Действительно, Мохнатый отстегнул приличную сумму в воровской общак и теперь мог всерьез рассчитывать на поддержку бродяг.

– Ну и что с того?

– А то, что у вас проблемы могут возникнуть, пацаны. Вам это нужно?

– Так ты тот самый Мохнатый, который полгорода под себя взял? – в растерянности спросил громила.

– Я тот самый Мохнатый, который срок мотал! Я здесь не новичок, понял, так что не надо права качать!

– Да никто и не говорит, что ты новичок. Только ты кента моего замочил.

– Кого конкретно?

– Фирса.

– Гонишь? Фирса из-за бабы вальнули. И я здесь не при делах, понял?

– Но ты же «Двадцать пятый час» взял.

– Ну и что? На моей земле кладбище стоит, но это же не значит, что все трупы – мои?

– Ну, в общем, да, – кивнул потухший Жук.

– Тогда какие проблемы?

– Ты, Мохнатый, извини, я здесь уже давно: что там, на воле, не знаю – так, слухи доходят…

– Говорю же, из-за бабы Фирса вальнули. Пацан у этой бабы был, он его и вальнул. И его, и Касьяна…

– Да и про Касьяна я слышал… А что за пацан?

– Слышь, Жук, ты знаешь, сколько времени? – расхорохорился Мохнатый. – Я тебе чо, сказки на ночь рассказывать должен? Мне упасть надо, а я тут с тобой не в тему базлы гоняю…

– Извини, Мохнатый, не догнал… А где твоя скатка?

– Какая скатка? Менты меня по беспределу закрыли. Ни хабара, ни скатки, ничего!

– Ну, если моей периной не побрезгуешь, бери, братан!

Жук вытащил из-под одного матраса второй, взятый, видимо, по блату. Немного подумал и вернул его на место. Но сначала перебросил на верхнюю шконку свою постель с верхним матрасом. Он решил предоставить Мохнатому свое, более почетное место.

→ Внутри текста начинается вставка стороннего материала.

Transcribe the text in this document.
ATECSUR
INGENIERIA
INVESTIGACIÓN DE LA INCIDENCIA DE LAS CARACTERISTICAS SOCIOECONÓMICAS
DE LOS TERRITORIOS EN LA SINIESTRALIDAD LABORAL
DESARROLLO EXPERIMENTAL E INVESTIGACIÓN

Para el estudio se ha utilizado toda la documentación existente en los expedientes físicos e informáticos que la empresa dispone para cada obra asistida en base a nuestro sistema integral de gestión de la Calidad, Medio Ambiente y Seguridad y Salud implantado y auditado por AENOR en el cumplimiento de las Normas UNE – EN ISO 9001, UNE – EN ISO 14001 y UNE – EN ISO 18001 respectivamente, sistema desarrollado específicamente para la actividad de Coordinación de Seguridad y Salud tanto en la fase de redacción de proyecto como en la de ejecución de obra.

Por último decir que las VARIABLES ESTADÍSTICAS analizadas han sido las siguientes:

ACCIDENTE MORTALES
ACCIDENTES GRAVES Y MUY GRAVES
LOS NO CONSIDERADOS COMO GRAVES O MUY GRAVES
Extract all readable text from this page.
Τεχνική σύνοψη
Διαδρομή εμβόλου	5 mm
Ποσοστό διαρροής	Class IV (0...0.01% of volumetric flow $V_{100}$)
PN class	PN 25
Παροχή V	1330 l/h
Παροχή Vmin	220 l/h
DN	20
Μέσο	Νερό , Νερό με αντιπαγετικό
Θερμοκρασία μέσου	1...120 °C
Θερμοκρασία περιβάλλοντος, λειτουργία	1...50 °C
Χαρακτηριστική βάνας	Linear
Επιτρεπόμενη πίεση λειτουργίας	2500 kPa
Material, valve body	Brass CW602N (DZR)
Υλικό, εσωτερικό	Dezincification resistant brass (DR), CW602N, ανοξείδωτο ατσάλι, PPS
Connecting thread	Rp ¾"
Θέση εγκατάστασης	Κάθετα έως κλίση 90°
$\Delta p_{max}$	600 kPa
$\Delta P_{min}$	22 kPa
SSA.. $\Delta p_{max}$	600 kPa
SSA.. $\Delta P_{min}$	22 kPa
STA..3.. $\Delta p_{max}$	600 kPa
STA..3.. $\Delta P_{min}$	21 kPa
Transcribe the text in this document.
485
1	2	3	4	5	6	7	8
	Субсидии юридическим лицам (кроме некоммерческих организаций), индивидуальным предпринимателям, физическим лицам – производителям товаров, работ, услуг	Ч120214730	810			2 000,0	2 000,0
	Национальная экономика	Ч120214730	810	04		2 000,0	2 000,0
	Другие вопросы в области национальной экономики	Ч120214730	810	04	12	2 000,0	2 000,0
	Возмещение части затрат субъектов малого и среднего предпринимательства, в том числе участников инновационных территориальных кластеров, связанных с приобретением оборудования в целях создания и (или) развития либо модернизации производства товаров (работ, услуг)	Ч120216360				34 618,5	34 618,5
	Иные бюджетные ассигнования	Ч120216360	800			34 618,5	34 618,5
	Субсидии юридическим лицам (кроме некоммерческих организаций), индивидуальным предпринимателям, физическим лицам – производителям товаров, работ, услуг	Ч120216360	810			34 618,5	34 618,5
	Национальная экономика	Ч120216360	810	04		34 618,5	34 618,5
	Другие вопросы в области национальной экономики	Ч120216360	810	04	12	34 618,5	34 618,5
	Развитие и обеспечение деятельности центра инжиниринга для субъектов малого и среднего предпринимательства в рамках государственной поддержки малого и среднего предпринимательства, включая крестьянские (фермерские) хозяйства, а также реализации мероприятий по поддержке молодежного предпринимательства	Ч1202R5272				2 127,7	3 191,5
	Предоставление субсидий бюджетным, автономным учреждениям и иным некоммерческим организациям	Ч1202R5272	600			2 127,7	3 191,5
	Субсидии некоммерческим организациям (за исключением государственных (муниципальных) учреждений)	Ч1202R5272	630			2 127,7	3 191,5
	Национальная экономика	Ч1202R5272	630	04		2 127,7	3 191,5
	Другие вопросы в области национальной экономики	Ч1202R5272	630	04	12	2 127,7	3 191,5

– Спасибо тебе, братан! Век не забуду!

– Ты извини, брат, что я не так тебя принял, – повинился перед ним «квадратный» амбал. – Австриец я.

Он подал Мохнатому руку, но тот сделал вид, что не заметил этого.

– Все нормально, Австриец, все путем.

Третьего арестанта звали Васютой. Он смотрелся не так внушительно, как его сокамерники, но все-таки физическая сила в нем чувствовалась. И волевой характер просматривался. Он одолжил Мохнатому второе одеяло, Австриец же подогрел его своей единственной подушкой.

– С миру по нитке – голому на рубашку, – снисходительно усмехнулся Мохнатый.

Не все так страшно, как могло показаться вначале. Когда его втолкнули в камеру, у Мохнатого мелькнула было мысль, что менты закинули его в пресс-хату. Но все оказалось не так. А если это действительно была пресс-хата, то можно будет пустить по воле слух, что Мохнатый вышел сухим из воды за счет силы своего боевого духа. Он такой крутой, что даже бандюги перед ним ломаются.

– Да какой ты голый, если почти весь город под себя взял, – с почтением к нему сказал Жук.

– Ну, не весь… Пока не весь.

– Я слышал, ты очень круто себя поставил. Говорят, ты наших пацанов построил.

– Каких это ваших?

– Ну, «юбилейских». Я сам с Юбилейного района, у Фирса в бригаде был; потом он на «Двадцать пятый час» ушел, в спокойную жизнь, а я с Джапаном остался… Ты, говорят, и Джапана убил, да? – мирно спросил Жук.

– А это плохо? – Мохнатый выстрелил в него взглядом.

– Хорошего, конечно, мало. Но ты же не в спину ему вставил, чисто раз на раз… Ладно, молчу, а то ты подумаешь, что я наседка.

– В натуре, спать пора, – сказал Австриец, выключая телевизор.

Арестанты легли спать, в камере стихло, но все-таки ощущение подвоха не исчезло – напротив, только усилилось. Что, если это какая-то ловушка? Что, если пассажиры этой камеры только и ждут, когда Мохнатый заснет?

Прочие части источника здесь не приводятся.